If the good German was characterized by idealistic devotion to a cause, Jews represented the inability to become devoted to a cause. Goebbels contrasted the “creative, constructive philosophy of National Socialism with its idealistic goals” to the Jewish philosophy of “materialism and individualism.” Jews were seen as lacking a soul—the precise opposite of the heroic, self-sacrificing Aryan.

Hitler’s Official Programme published in 1927 (Feder, 1971) put forth as its central plank: “The Common Interest before Self Interest,” stating that “The leaders of our public life all worship the same god—Individualism. Personal interest is the sole incentive.” Within the framework of National Socialist morality, the fundamental “sins” were individualism and the pursuit of private, personal interests.

The dynamic that generated the Holocaust grew out of conflict between the ideal of Volksgemeinschaft, the community of the German people, on the one hand, and ideas of individualism or individuality on the other. The fundamental characteristic of Jews according to Nazi ideology was their “free-floating” quality: inability to form an organic tie to a national community. The Jew was compelled by his nature to pursue private, selfish interests. The Jewish tendency toward individualism, Hitler believed, acted to shatter or “disintegrate” the human being’s tie to a national community.

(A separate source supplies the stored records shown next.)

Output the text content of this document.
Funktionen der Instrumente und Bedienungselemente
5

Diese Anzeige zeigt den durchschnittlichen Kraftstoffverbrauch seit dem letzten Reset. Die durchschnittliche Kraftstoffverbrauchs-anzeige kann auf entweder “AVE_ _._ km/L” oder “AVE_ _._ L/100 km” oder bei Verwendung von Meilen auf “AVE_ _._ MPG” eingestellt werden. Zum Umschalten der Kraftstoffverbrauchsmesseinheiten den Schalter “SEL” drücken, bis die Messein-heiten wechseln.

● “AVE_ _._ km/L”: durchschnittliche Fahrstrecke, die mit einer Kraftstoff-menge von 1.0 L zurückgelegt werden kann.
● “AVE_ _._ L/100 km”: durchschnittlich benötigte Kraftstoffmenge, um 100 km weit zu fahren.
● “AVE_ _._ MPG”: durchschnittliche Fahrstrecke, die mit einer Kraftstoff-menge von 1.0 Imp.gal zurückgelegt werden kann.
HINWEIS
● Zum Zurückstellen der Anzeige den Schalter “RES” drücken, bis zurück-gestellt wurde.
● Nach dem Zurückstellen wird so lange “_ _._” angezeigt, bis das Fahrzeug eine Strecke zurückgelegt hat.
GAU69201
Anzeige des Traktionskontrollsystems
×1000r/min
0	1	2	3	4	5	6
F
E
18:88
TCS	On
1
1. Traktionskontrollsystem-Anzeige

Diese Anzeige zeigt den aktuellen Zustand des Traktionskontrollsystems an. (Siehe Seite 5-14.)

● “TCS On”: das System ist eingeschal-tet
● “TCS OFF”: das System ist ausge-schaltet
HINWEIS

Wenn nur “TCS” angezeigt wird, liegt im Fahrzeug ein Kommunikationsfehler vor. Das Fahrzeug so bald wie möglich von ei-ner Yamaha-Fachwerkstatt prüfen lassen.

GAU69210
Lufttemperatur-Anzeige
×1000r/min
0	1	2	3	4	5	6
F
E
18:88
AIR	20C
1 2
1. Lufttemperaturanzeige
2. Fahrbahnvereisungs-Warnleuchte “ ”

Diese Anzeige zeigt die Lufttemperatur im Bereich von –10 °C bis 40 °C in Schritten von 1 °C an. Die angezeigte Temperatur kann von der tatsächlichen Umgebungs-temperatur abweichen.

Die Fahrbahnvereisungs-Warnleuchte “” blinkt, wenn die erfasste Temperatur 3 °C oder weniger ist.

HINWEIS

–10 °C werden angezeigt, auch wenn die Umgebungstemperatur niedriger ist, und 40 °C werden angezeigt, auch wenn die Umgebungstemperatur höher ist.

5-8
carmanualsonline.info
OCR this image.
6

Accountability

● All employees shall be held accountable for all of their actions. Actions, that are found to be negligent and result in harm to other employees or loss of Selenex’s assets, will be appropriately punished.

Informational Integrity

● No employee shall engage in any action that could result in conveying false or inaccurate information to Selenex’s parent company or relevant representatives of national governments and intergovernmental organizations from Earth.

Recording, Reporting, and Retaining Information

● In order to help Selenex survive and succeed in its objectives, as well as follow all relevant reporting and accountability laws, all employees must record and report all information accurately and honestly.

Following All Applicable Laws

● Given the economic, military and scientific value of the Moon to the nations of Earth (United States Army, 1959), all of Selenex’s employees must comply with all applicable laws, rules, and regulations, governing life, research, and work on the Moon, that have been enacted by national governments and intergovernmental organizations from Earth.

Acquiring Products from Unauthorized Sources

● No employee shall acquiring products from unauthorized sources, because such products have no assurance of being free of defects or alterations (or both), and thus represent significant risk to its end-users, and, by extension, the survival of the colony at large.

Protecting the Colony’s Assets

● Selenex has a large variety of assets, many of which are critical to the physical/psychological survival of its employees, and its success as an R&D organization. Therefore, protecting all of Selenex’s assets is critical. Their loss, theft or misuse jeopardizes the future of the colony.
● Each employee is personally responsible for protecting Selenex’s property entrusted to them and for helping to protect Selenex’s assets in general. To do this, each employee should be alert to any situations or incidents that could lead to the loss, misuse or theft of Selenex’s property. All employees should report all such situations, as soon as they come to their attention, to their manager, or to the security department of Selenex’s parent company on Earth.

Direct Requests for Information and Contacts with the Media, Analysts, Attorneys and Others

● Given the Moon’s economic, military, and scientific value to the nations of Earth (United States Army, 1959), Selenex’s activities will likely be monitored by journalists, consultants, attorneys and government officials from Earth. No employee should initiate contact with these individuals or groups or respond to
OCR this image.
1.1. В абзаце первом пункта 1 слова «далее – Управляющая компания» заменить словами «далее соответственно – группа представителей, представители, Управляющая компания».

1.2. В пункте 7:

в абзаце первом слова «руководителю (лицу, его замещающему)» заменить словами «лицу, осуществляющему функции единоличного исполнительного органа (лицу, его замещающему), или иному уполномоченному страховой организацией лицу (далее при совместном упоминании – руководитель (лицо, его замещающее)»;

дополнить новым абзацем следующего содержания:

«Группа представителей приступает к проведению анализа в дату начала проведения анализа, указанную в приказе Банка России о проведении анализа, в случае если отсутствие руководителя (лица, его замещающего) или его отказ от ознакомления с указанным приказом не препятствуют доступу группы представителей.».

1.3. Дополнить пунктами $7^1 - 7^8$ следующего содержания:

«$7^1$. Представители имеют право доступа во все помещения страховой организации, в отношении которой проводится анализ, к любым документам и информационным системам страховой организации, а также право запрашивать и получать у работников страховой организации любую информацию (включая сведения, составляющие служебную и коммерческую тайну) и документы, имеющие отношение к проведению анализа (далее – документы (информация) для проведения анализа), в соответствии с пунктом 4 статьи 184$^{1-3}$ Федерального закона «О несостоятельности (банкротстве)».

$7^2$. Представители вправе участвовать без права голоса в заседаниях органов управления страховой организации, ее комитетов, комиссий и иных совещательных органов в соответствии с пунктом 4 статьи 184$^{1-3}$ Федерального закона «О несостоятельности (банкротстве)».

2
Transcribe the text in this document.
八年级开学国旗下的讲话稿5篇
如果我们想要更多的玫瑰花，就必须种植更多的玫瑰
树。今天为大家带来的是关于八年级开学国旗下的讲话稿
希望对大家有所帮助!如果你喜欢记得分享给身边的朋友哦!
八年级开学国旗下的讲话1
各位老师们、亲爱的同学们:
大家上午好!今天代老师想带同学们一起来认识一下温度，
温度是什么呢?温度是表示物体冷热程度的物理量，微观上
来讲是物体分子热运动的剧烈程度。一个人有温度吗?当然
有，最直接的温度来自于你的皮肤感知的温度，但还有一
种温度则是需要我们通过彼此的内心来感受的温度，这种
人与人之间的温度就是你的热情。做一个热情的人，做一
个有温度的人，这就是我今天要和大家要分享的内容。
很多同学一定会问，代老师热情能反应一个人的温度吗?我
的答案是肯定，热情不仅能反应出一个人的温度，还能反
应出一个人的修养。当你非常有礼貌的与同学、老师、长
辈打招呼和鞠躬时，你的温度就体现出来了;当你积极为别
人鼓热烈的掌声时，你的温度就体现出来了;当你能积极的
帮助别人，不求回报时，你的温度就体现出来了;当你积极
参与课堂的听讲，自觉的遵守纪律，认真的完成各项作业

The following judgment by the Cologne Labor Court (January 21, 1941) denied the claim of Jewish employees to a vacation (Noakes & Pridham, 2001):

The precondition for the claim to a vacation—membership of the plant community—does not exist. A Jew cannot be a member of the plant community on account of his whole racial tendency, which is geared to forwarding his personal interests and securing economic advantages.

By virtue of his racially inherited tendency toward “forwarding personal interests and securing economic advantages,” Jews were imagined to be incapable of participating in the life of a community. Hitler called Jews the “ferment of decomposition in peoples,” which meant that the Jew “destroys and must destroy.” Therefore, Hitler said, it is “beside the point whether the individual Jew is ‘decent’ or not. In himself he carries those characteristics which Nature has given him.”

Hitler stated that the Jew completely lacked the “conception of an activity which builds up the life of the community.” Nazi scholarship declared (Aronsfeld, 1985) that the peculiar characteristic of Judaism was its “hostility to human society,” which is why there could be “no solution to the Jewish question.” A true understanding of Jews and Judaism “insists on their total annihilation.”